Staffan de Mistura, médiateur de l'ONU pour la Syrie, lors d'une conférence de presse le 1er février 2016. (REUTERS/Denis Balibouse)

Damas a fait un geste en donnant son accord de principe à l'envoi de convois humanitaires dans la ville assiégée de Madaya, mais l'opposition insiste sur "l'application totale" de ses demandes.

L'émissaire de l'ONU Staffan de Mistura poursuit mardi sa délicate mission d'intermédiaire entre les ennemis syriens, en espérant des progrès humanitaires concrets sur le terrain pour consolider le processus de negociations, officiellement lancé.

Depuis vendredi, le diplomate onusien a gagné une première manche en amenant les délégations des deux belligérants à venir discuter avec lui dans le cadre solennel du Palais des Nations de Genève. Il recevait mardi matin pour la deuxième fois la délégation de Damas, avant un nouveau rendez-vous avec l'opposition dans l'après-midi.

Toutefois, le processus, qui vise à engager les deux parties dans des discussions en vue d'une solution politique en Syrie, reste extrêmement fragile et soumis à l'annonce de gestes concrets. Après avoir rencontré lundi M. de Mistura pendant deux heures, la délégation de l'opposition syrienne a dit avoir reçu de l'ONU des "messages très positifs", mais a réitéré ses exigences de mesures humanitaires.

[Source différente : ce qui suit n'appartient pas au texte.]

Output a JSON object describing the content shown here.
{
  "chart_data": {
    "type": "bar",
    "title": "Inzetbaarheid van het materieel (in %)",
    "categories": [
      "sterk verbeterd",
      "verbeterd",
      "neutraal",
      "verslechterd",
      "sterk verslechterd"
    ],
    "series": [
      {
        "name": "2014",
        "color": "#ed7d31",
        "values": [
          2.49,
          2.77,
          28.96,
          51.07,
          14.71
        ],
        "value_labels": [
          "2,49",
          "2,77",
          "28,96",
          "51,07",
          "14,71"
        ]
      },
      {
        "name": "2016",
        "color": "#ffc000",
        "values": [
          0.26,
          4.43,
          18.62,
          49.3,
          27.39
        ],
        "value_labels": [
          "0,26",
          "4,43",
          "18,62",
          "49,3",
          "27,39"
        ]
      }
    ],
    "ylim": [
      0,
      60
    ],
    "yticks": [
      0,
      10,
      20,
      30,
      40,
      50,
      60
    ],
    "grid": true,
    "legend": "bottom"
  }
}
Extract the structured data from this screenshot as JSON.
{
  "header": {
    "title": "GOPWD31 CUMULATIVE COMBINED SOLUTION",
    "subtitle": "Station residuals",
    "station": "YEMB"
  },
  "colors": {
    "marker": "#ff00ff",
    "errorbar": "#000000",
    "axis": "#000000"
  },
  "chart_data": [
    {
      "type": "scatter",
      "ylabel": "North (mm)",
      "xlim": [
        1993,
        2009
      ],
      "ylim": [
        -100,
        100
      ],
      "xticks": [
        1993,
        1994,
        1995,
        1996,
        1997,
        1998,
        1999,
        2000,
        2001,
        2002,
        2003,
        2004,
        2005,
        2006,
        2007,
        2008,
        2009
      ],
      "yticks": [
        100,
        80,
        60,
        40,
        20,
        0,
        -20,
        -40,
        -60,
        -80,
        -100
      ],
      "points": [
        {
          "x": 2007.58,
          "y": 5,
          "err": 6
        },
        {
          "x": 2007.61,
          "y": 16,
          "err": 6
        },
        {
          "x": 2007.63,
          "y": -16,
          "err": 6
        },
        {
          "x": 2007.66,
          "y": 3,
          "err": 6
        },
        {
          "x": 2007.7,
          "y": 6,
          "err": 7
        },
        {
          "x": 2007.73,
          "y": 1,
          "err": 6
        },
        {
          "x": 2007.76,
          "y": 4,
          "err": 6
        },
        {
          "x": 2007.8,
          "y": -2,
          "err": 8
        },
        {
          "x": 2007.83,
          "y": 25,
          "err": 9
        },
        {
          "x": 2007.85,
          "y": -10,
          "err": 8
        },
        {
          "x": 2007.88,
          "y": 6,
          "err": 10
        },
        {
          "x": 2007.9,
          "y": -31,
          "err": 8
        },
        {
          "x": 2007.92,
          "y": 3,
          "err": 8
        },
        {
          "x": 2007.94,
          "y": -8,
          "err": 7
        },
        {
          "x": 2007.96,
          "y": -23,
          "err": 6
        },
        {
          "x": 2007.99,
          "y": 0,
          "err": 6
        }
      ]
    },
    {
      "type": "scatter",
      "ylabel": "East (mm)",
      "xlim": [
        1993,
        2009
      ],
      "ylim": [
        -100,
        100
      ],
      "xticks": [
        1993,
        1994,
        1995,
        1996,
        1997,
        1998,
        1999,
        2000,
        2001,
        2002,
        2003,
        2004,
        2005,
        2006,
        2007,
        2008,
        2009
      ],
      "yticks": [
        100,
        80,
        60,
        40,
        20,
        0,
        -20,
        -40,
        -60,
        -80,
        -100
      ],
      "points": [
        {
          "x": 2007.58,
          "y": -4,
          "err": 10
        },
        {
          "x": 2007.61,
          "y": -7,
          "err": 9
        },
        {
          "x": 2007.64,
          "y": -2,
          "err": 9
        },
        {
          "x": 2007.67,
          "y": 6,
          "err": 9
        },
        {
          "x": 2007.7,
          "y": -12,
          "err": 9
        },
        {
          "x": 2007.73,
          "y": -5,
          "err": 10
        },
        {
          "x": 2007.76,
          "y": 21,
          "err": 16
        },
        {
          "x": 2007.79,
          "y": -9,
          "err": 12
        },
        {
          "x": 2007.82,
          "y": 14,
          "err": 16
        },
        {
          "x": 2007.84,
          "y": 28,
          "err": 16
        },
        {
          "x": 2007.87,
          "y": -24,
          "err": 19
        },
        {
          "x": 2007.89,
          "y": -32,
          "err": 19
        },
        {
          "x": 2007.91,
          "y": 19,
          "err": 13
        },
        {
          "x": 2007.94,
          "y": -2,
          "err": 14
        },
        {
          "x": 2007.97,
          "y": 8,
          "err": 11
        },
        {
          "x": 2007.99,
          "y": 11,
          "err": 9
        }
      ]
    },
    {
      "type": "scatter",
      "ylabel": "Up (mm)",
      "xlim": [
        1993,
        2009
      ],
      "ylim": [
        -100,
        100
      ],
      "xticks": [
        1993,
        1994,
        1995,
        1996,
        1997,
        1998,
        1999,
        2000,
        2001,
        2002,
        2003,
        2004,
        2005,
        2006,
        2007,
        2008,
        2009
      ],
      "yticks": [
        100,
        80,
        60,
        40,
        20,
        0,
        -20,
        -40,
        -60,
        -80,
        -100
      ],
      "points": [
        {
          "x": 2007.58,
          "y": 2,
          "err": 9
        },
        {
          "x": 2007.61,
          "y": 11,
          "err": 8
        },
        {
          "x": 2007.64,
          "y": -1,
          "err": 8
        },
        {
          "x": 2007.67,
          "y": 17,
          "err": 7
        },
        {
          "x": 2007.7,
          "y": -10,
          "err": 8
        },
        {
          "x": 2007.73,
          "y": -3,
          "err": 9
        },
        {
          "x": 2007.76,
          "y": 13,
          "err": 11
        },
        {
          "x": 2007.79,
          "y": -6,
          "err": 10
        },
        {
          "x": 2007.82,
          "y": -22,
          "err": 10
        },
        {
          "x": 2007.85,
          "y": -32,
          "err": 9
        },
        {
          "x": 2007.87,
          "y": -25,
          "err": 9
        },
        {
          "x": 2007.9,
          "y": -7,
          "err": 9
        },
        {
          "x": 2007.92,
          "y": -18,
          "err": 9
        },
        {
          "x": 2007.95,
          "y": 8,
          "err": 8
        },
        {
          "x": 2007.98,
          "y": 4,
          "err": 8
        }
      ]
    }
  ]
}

"Trois questions sont importantes pour nous, la levée des sièges, la libération de détenus, et l'arrêt des attaques contre les civils par les bombardiers russes (alliés de Damas) et par le régime", a égrené un porte-parole de l'opposition, Salem al-Meslet, précisant que celle-ci attendait la réponse du régime.

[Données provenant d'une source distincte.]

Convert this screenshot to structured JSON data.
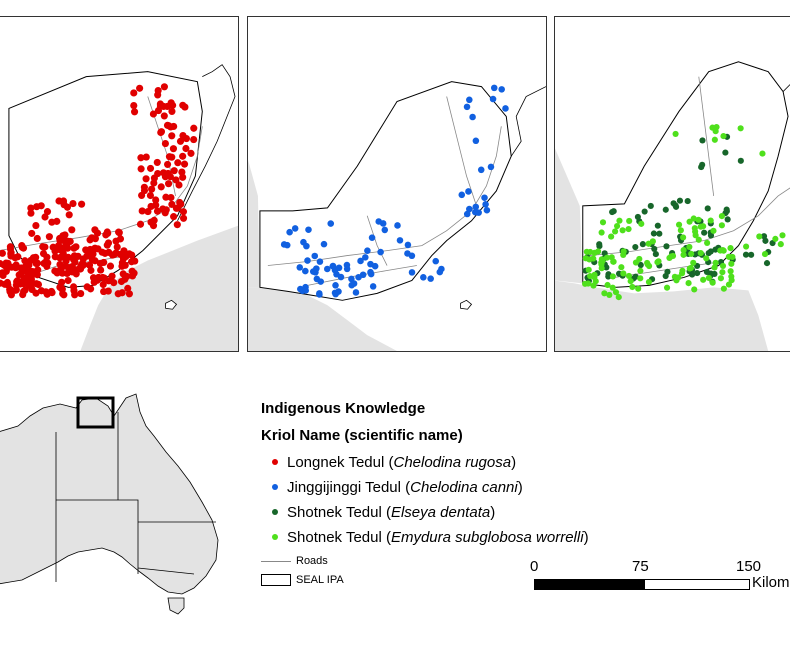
{
  "legend": {
    "title": "Indigenous Knowledge",
    "subtitle": "Kriol Name (scientific name)",
    "items": [
      {
        "name": "Longnek Tedul (",
        "sci": "Chelodina rugosa",
        "close": ")",
        "color": "#e00000"
      },
      {
        "name": "Jinggijinggi Tedul (",
        "sci": "Chelodina canni",
        "close": ")",
        "color": "#1160e0"
      },
      {
        "name": "Shotnek Tedul (",
        "sci": "Elseya dentata",
        "close": ")",
        "color": "#17662a"
      },
      {
        "name": "Shotnek Tedul (",
        "sci": "Emydura subglobosa worrelli",
        "close": ")",
        "color": "#4fe01c"
      }
    ],
    "roads_label": "Roads",
    "ipa_label": "SEAL IPA"
  },
  "scale": {
    "ticks": [
      "0",
      "75",
      "150"
    ],
    "unit": "Kilom"
  },
  "colors": {
    "sea": "#e3e3e3",
    "land": "#ffffff",
    "roads": "#888888"
  }
}
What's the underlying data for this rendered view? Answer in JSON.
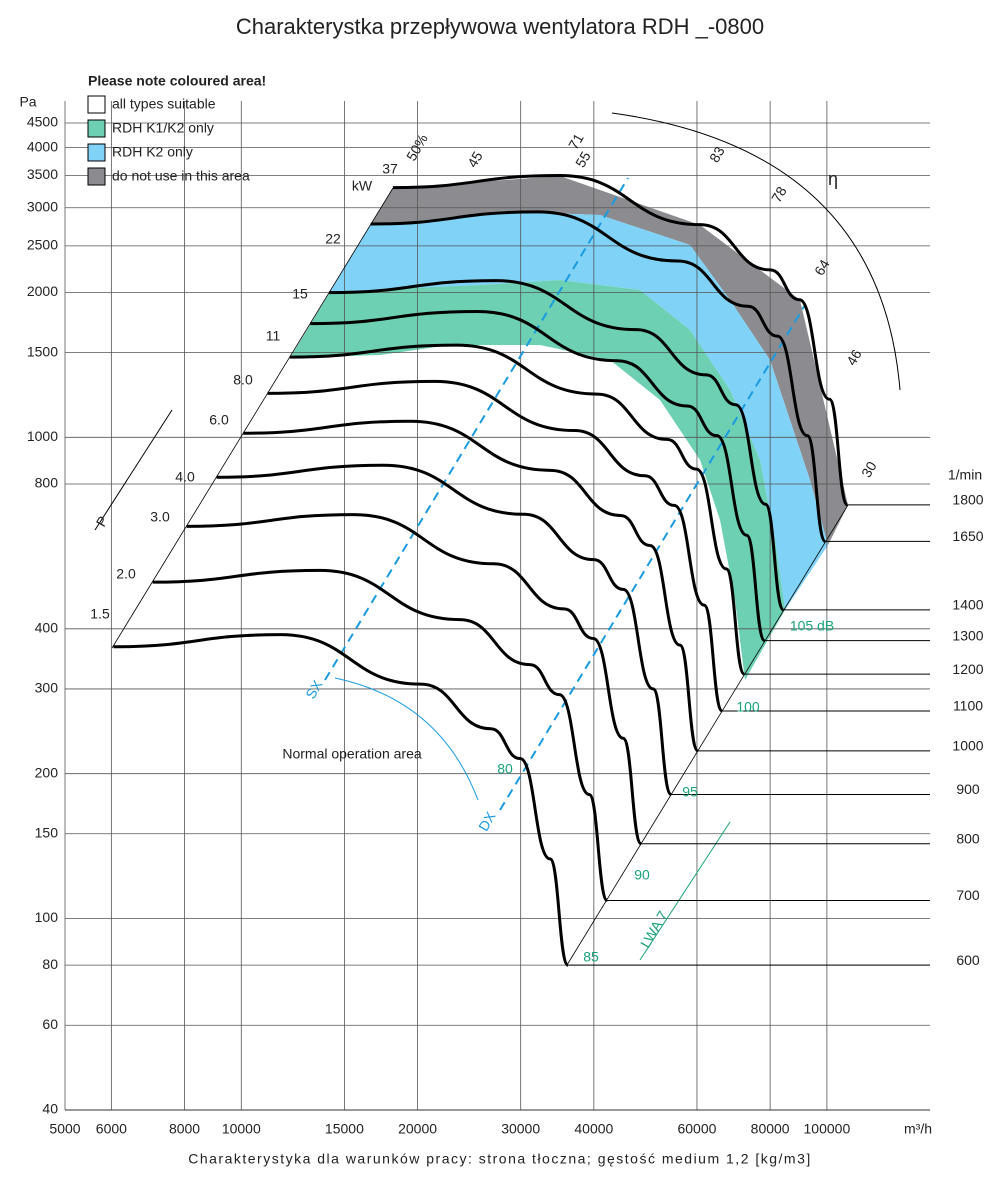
{
  "chart_data": {
    "type": "line",
    "title": "Charakterystka przepływowa wentylatora RDH _-0800",
    "subtitle": "Charakterystyka dla warunków pracy: strona tłoczna; gęstość medium 1,2 [kg/m3]",
    "x_label": "m³/h",
    "y_label": "Pa",
    "speed_label": "1/min",
    "power_unit": "kW",
    "log_x": true,
    "log_y": true,
    "grid": true,
    "line_color": "#000000",
    "xlim": [
      5000,
      150000
    ],
    "ylim": [
      40,
      5000
    ],
    "xticks": [
      5000,
      6000,
      8000,
      10000,
      15000,
      20000,
      30000,
      40000,
      60000,
      80000,
      100000
    ],
    "yticks": [
      40,
      60,
      80,
      100,
      150,
      200,
      300,
      400,
      800,
      1000,
      1500,
      2000,
      2500,
      3000,
      3500,
      4000,
      4500
    ],
    "series": [
      {
        "name": "1800",
        "x": [
          18150,
          35000,
          60700,
          80000,
          89800,
          101000,
          108400
        ],
        "values": [
          3304,
          3500,
          2767,
          2228,
          1932,
          1200,
          724
        ]
      },
      {
        "name": "1650",
        "x": [
          16640,
          32080,
          55640,
          73330,
          82320,
          92580,
          99370
        ],
        "values": [
          2776,
          2941,
          2325,
          1872,
          1623,
          1008,
          608
        ]
      },
      {
        "name": "1400",
        "x": [
          14120,
          27220,
          47210,
          62220,
          69840,
          78560,
          84310
        ],
        "values": [
          1999,
          2117,
          1674,
          1348,
          1169,
          726,
          438
        ]
      },
      {
        "name": "1300",
        "x": [
          13110,
          25280,
          43840,
          57780,
          64860,
          72940,
          78290
        ],
        "values": [
          1723,
          1826,
          1443,
          1162,
          1008,
          626,
          378
        ]
      },
      {
        "name": "1200",
        "x": [
          12100,
          23330,
          40470,
          53330,
          59870,
          67330,
          72270
        ],
        "values": [
          1468,
          1555,
          1230,
          990,
          859,
          533,
          322
        ]
      },
      {
        "name": "1100",
        "x": [
          11090,
          21390,
          37090,
          48890,
          54880,
          61720,
          66240
        ],
        "values": [
          1234,
          1307,
          1033,
          832,
          722,
          448,
          270
        ]
      },
      {
        "name": "1000",
        "x": [
          10080,
          19440,
          33720,
          44440,
          49890,
          56110,
          60220
        ],
        "values": [
          1020,
          1080,
          854,
          688,
          596,
          370,
          223
        ]
      },
      {
        "name": "900",
        "x": [
          9075,
          17500,
          30350,
          40000,
          44900,
          50500,
          54200
        ],
        "values": [
          826,
          875,
          692,
          557,
          483,
          300,
          181
        ]
      },
      {
        "name": "800",
        "x": [
          8066,
          15560,
          26980,
          35560,
          39910,
          44890,
          48180
        ],
        "values": [
          653,
          691,
          546,
          440,
          382,
          237,
          143
        ]
      },
      {
        "name": "700",
        "x": [
          7058,
          13610,
          23610,
          31110,
          34920,
          39280,
          42160
        ],
        "values": [
          500,
          529,
          418,
          337,
          292,
          181,
          109
        ]
      },
      {
        "name": "600",
        "x": [
          6050,
          11670,
          20230,
          26670,
          29930,
          33670,
          36130
        ],
        "values": [
          367,
          389,
          307,
          248,
          215,
          133,
          80
        ]
      }
    ],
    "legend": {
      "title": "Please note coloured area!",
      "items": [
        {
          "name": "all types suitable",
          "color": "#ffffff"
        },
        {
          "name": "RDH K1/K2 only",
          "color": "#6dd0b3"
        },
        {
          "name": "RDH K2 only",
          "color": "#80d2f6"
        },
        {
          "name": "do not use in this area",
          "color": "#8c8c90"
        }
      ]
    },
    "power_labels": [
      "37",
      "22",
      "15",
      "11",
      "8.0",
      "6.0",
      "4.0",
      "3.0",
      "2.0",
      "1.5"
    ],
    "efficiency_labels": [
      "50%",
      "45",
      "71",
      "55",
      "83",
      "78",
      "64",
      "46",
      "30"
    ],
    "sound_labels": [
      "80",
      "85",
      "90",
      "95",
      "100",
      "105 dB"
    ],
    "annotations": {
      "normal": "Normal operation area",
      "sx": "SX",
      "dx": "DX",
      "sound_level": "LWA 7",
      "efficiency": "η",
      "pressure": "P"
    }
  }
}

Quelques heures après la fin de la rencontre, l'ONU annonçait que Damas avait donné son accord de principe à l'envoi de convois humanitaires dans la ville assiégée de Madaya, près de Damas, où 46 personnes sont mortes de faim depuis décembre, et dans deux autres villes, Kafraya et Foua, qui sont elles assiégées par les rebelles.

Mais ce geste ne suffira probablement pas à convaincre une opposition extrêmement méfiante et déterminée à obtenir le maximum alors que la situation des civils en Syrie, bombardés, affamés, est chaque jour plus catastrophique.

"Le régime a fait un petit signe. Mais le problème est beaucoup plus vaste que ça et nous allons insister sur l'application totale de nos demandes", a déclaré mardi matin à l'AFP un porte-parole de l'opposition, Monzer Makhous.

Si l'arrêt à court terme des bombardements semble irréalisable, travailler en vue de la libération de civils, femmes et enfants, "serait un premier signal que quelque chose de différent est en train de se produire", a estimé M. de Mistura.

L'opposition a commencé à dresser des listes de noms de détenus, ont indiqué plusieurs de ses membres au cours des jours précédents.

Six mois de discussions prévus

"Nous écoutons avec attention les préoccupations du HCN, et nous allons écouter les préoccupations du gouvernement", a fait valoir M. de Mistura.

La délégation de Damas, menée par l'ambassadeur syrien à l'ONU Bachar al-Jaafari, a déjà accusé la partie adverse de ne pas être "sérieuse" et de comprendre des "terroristes" en son sein.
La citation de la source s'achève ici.